Bekannten getroffen - halb so wid (Hobby? Barfuß! 2)
Heute nützte ich das schöne Wetter (wer weiß, wie lange noch?) für einen ausgedehnten Barfußspaziergang und war schon wesentlich lockerer als die vorigen Male. Ich ging schon wie selbstverständlich dahin und vermutlich deshalb guckte niemand (oder fiel es mir zumindest nicht auf) und ich hörte auch keinen einzigen Kommentar.
Das ist gut!
Gleich am Anfang des Spaziergangs kamen mir in der Kirchenstraße in Haidhausen auf der anderen Straßenseite zwei barfüßige Mädchen entgegen. Früher hätte ich mich wie vom Blitz getroffen gefühlt; wenn ich eine barfüßige Frau sah, kam es mir vor als ob zwischen meinem Bauch und meinem Unterleib eine Spule unter Hochspannung gesetzt und ein riesiger Eisenkern hindurchgerissen werden würde (ich hoffe, der Vergleich ist auch für Nicht-Elektrotechniker bildhaft genug). Durch meine eigene Barfüßigkeit war dem Anblick der barfüßigen Mädchen jedoch das Sensationelle genommen. Ich weiß nun nicht, ob ich darüber traurig sein soll oder mich freuen soll, denn ohne Zweifel ist mir dadurch eine Lustquelle abhanden gekommen. Anderseits hilft mir der Umstand auch, mich von einer Fixierung zu lösen und vielleicht für andere Reize offener zu sein.
Gewohnheitsmäßig ging ich den Mädchen nach, jedoch ähnlich wie schon bei meinem letzten diesbezüglichen Erlebnis ohne besondere Gefühle. Sie verschwanden dann in einem Hauseingang und das war’s.
Warum das denn? Du selbst hast noch am Anfang gegrübelt, ob dir Passanten auf die nackten Füße schauen, und jetzt steigst du barfüßigen Mädchen hinterher, sogar gewohnheitsmäßig! Kannst du dir nicht vorstellen, dass sie sich von dir belästigt fühlen. Georg, du bist 37 und keine 15 mehr!

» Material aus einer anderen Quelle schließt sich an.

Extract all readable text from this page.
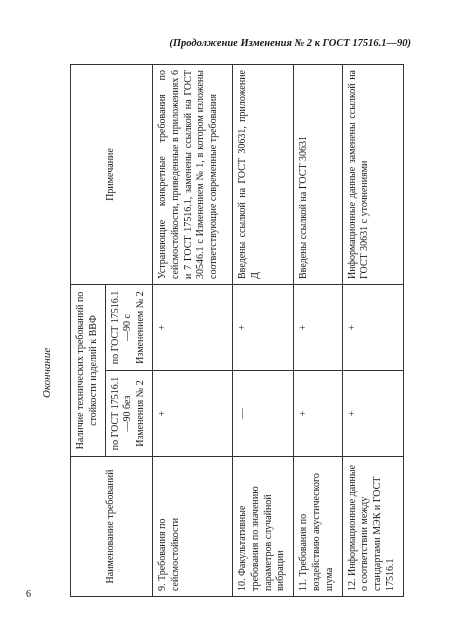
(Продолжение Изменения № 2 к ГОСТ 17516.1—90)
6
Окончание
Наименование требований	Наличие технических требований по стойкости изделий к ВВФ		Примечание
	по ГОСТ 17516.1—90 без Изменения № 2	по ГОСТ 17516.1—90 с Изменением № 2	
9. Требования по сейсмостойкости	+	+	Устраняющие конкретные требования по сейсмостойкости, приведенные в приложениях 6 и 7 ГОСТ 17516.1, заменены ссылкой на ГОСТ 30546.1 с Изменением № 1, в котором изложены соответствующие современные требования
10. Факультативные требования по значению параметров случайной вибрации	—	+	Введены ссылкой на ГОСТ 30631, приложение Д
11. Требования по воздействию акустического шума	+	+	Введены ссылкой на ГОСТ 30631
12. Информационные данные о соответствии между стандартами МЭК и ГОСТ 17516.1	+	+	Информационные данные заменены ссылкой на ГОСТ 30631 с уточнениями
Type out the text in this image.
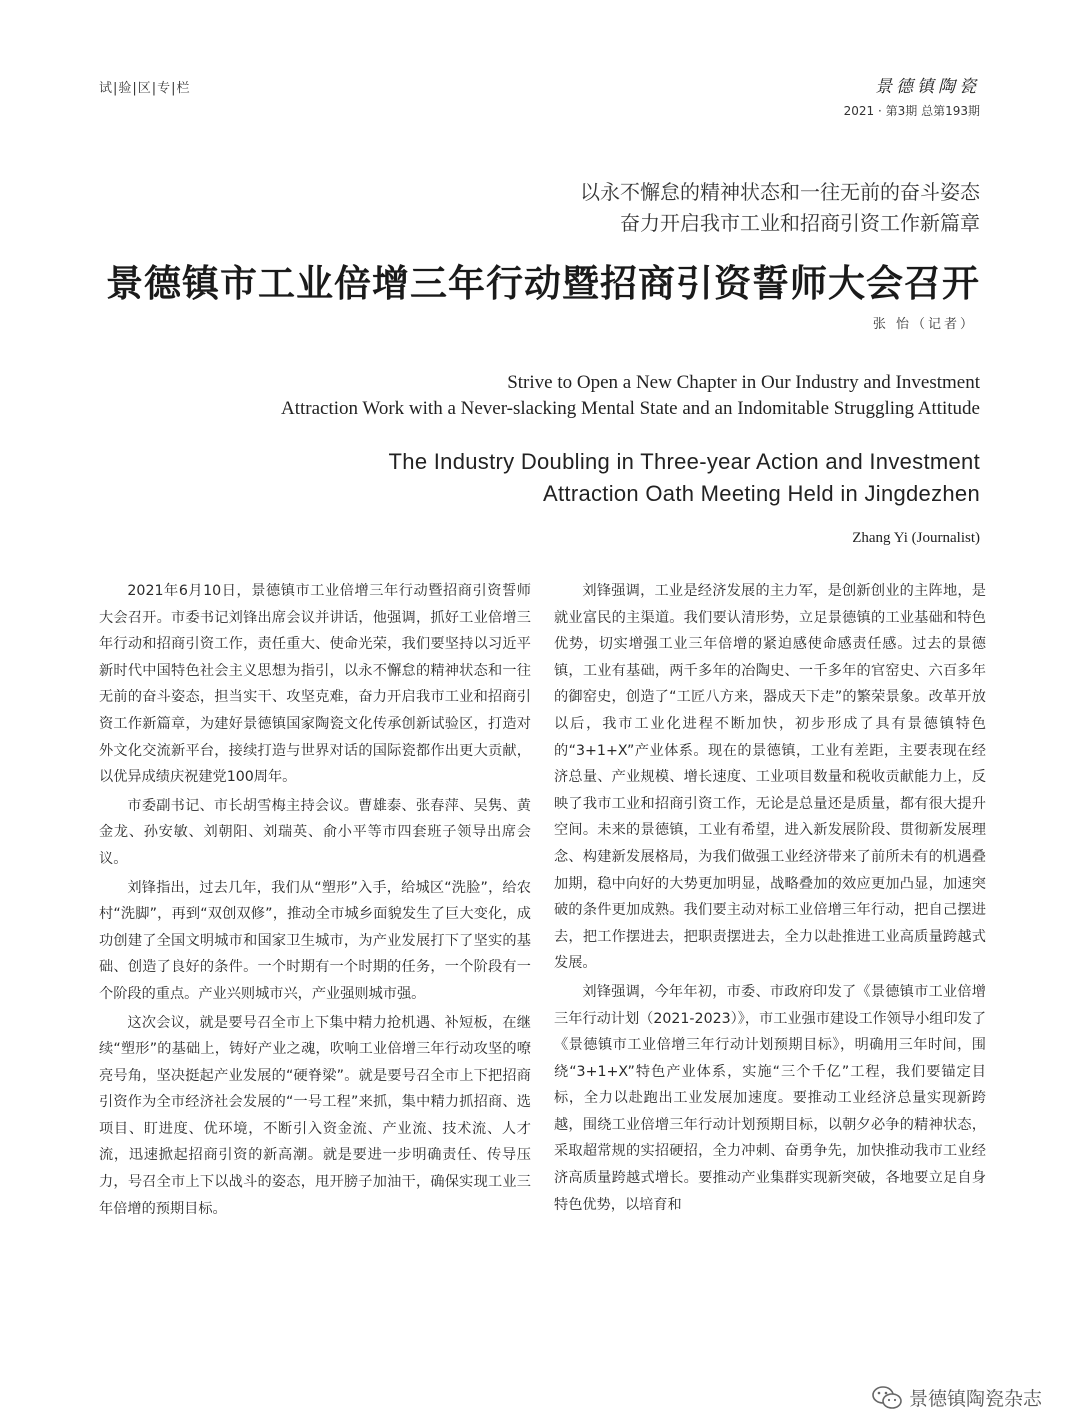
试|验|区|专|栏	景德镇陶瓷
2021 · 第3期 总第193期
以永不懈怠的精神状态和一往无前的奋斗姿态
奋力开启我市工业和招商引资工作新篇章
景德镇市工业倍增三年行动暨招商引资誓师大会召开
张 怡（记者）
Strive to Open a New Chapter in Our Industry and Investment
Attraction Work with a Never-slacking Mental State and an Indomitable Struggling Attitude
The Industry Doubling in Three-year Action and Investment
Attraction Oath Meeting Held in Jingdezhen
Zhang Yi (Journalist)

2021年6月10日，景德镇市工业倍增三年行动暨招商引资誓师大会召开。市委书记刘锋出席会议并讲话，他强调，抓好工业倍增三年行动和招商引资工作，责任重大、使命光荣，我们要坚持以习近平新时代中国特色社会主义思想为指引，以永不懈怠的精神状态和一往无前的奋斗姿态，担当实干、攻坚克难，奋力开启我市工业和招商引资工作新篇章，为建好景德镇国家陶瓷文化传承创新试验区，打造对外文化交流新平台，接续打造与世界对话的国际瓷都作出更大贡献，以优异成绩庆祝建党100周年。

市委副书记、市长胡雪梅主持会议。曹雄泰、张春萍、吴隽、黄金龙、孙安敏、刘朝阳、刘瑞英、俞小平等市四套班子领导出席会议。

刘锋指出，过去几年，我们从“塑形”入手，给城区“洗脸”，给农村“洗脚”，再到“双创双修”，推动全市城乡面貌发生了巨大变化，成功创建了全国文明城市和国家卫生城市，为产业发展打下了坚实的基础、创造了良好的条件。一个时期有一个时期的任务，一个阶段有一个阶段的重点。产业兴则城市兴，产业强则城市强。

这次会议，就是要号召全市上下集中精力抢机遇、补短板，在继续“塑形”的基础上，铸好产业之魂，吹响工业倍增三年行动攻坚的嘹亮号角，坚决挺起产业发展的“硬脊梁”。就是要号召全市上下把招商引资作为全市经济社会发展的“一号工程”来抓，集中精力抓招商、选项目、盯进度、优环境，不断引入资金流、产业流、技术流、人才流，迅速掀起招商引资的新高潮。就是要进一步明确责任、传导压力，号召全市上下以战斗的姿态，甩开膀子加油干，确保实现工业三年倍增的预期目标。

刘锋强调，工业是经济发展的主力军，是创新创业的主阵地，是就业富民的主渠道。我们要认清形势，立足景德镇的工业基础和特色优势，切实增强工业三年倍增的紧迫感使命感责任感。过去的景德镇，工业有基础，两千多年的冶陶史、一千多年的官窑史、六百多年的御窑史，创造了“工匠八方来，器成天下走”的繁荣景象。改革开放以后，我市工业化进程不断加快，初步形成了具有景德镇特色的“3+1+X”产业体系。现在的景德镇，工业有差距，主要表现在经济总量、产业规模、增长速度、工业项目数量和税收贡献能力上，反映了我市工业和招商引资工作，无论是总量还是质量，都有很大提升空间。未来的景德镇，工业有希望，进入新发展阶段、贯彻新发展理念、构建新发展格局，为我们做强工业经济带来了前所未有的机遇叠加期，稳中向好的大势更加明显，战略叠加的效应更加凸显，加速突破的条件更加成熟。我们要主动对标工业倍增三年行动，把自己摆进去，把工作摆进去，把职责摆进去，全力以赴推进工业高质量跨越式发展。

刘锋强调，今年年初，市委、市政府印发了《景德镇市工业倍增三年行动计划（2021-2023）》，市工业强市建设工作领导小组印发了《景德镇市工业倍增三年行动计划预期目标》，明确用三年时间，围绕“3+1+X”特色产业体系，实施“三个千亿”工程，我们要锚定目标，全力以赴跑出工业发展加速度。要推动工业经济总量实现新跨越，围绕工业倍增三年行动计划预期目标，以朝夕必争的精神状态，采取超常规的实招硬招，全力冲刺、奋勇争先，加快推动我市工业经济高质量跨越式增长。要推动产业集群实现新突破，各地要立足自身特色优势，以培育和

景德镇陶瓷杂志
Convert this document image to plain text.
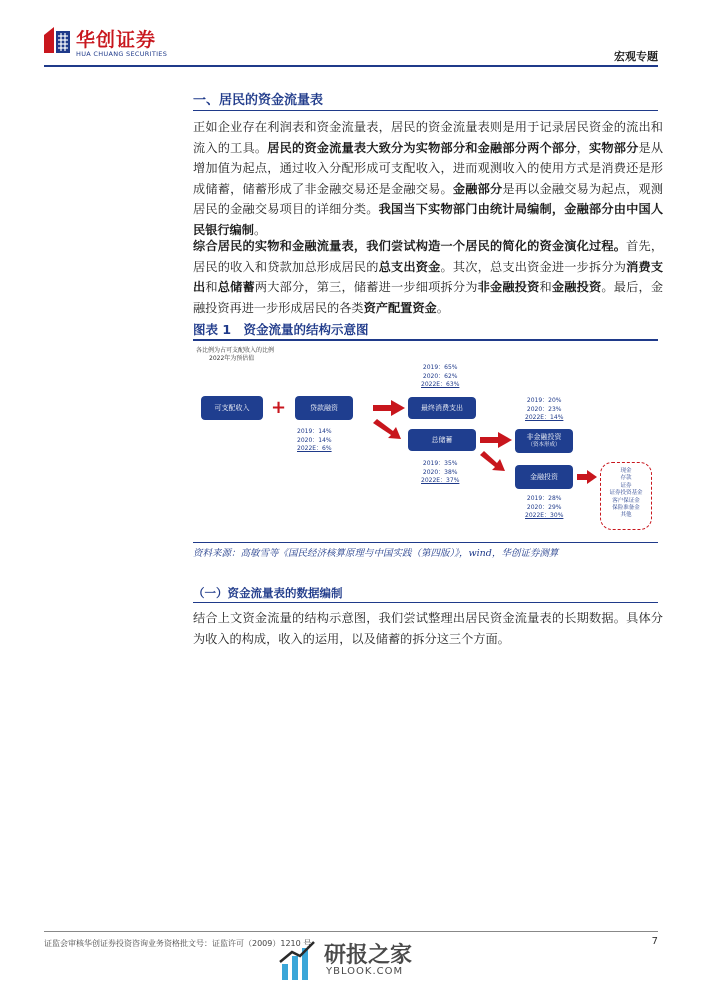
华创证券
HUA CHUANG SECURITIES	宏观专题
一、居民的资金流量表
正如企业存在利润表和资金流量表，居民的资金流量表则是用于记录居民资金的流出和流入的工具。居民的资金流量表大致分为实物部分和金融部分两个部分，实物部分是从增加值为起点，通过收入分配形成可支配收入，进而观测收入的使用方式是消费还是形成储蓄，储蓄形成了非金融交易还是金融交易。金融部分是再以金融交易为起点，观测居民的金融交易项目的详细分类。我国当下实物部门由统计局编制，金融部分由中国人民银行编制。
综合居民的实物和金融流量表，我们尝试构造一个居民的简化的资金演化过程。首先，居民的收入和贷款加总形成居民的总支出资金。其次，总支出资金进一步拆分为消费支出和总储蓄两大部分，第三，储蓄进一步细项拆分为非金融投资和金融投资。最后，金融投资再进一步形成居民的各类资产配置资金。
图表 1　资金流量的结构示意图
各比例为占可支配收入的比例
2022年为预估值
可支配收入	+	贷款融资	最终消费支出
总储蓄	非金融投资
（资本形成）
金融投资
2019：14%
2020：14%
2022E：6%
2019：65%
2020：62%
2022E：63%
2019：35%
2020：38%
2022E：37%
2019：20%
2020：23%
2022E：14%
2019：28%
2020：29%
2022E：30%
现金
存款
证券
证券投资基金
客户保证金
保险准备金
其他
资料来源：高敏雪等《国民经济核算原理与中国实践（第四版）》，wind，华创证券测算
（一）资金流量表的数据编制
结合上文资金流量的结构示意图，我们尝试整理出居民资金流量表的长期数据。具体分为收入的构成，收入的运用，以及储蓄的拆分这三个方面。
证监会审核华创证券投资咨询业务资格批文号：证监许可（2009）1210 号	7
研报之家
YBLOOK.COM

Dann ging ich auf die Praterinsel, wo gestern und heute das Fest "Isarlust" stattfand. Ich ging in den Hof der ehemaligen Schnapsfabrik und, oh Schreck, wen sah ich? Einen Freund meines Vaters, der dort mit einem Bekannten (den ich noch nicht kannte) bei einem Bier saß. Er begrüßte mich freudig. Ich setzte mich hinzu, nachdem ich vorher etwas verlegen auf meine Füße gedeutet und ihn gefragt hatte, ob er sich "so" eh nicht in meiner Gesellschaft geniere. Er meinte jedoch, dass ihm das wurscht sei. Als er jedoch meinte, dass er im September in Wien meine Eltern treffen werde und was die wohl sagen würden, wenn er ihnen "das" erzählen würde, verfiel ich schon ziemlich. Mein Vater würde wie üblich nichts dazu sagen (er pflegt wenig über seine Gefühle und Gedanken mitzuteilen), meine Mutter dagegen würde wohl verzweifelt ausrufen, dass ich nun offensichtlich völlig übergeschnappt wäre. Aus diesem Grund bat ich den Bekannten, meinen Eltern lieber nichts zu sagen. Es ist doch eigenartig, wie lange einem auch im Erwachsenenalter (ich bin 37) die Angst vor dem Urteil der Eltern im Nacken sitzen kann.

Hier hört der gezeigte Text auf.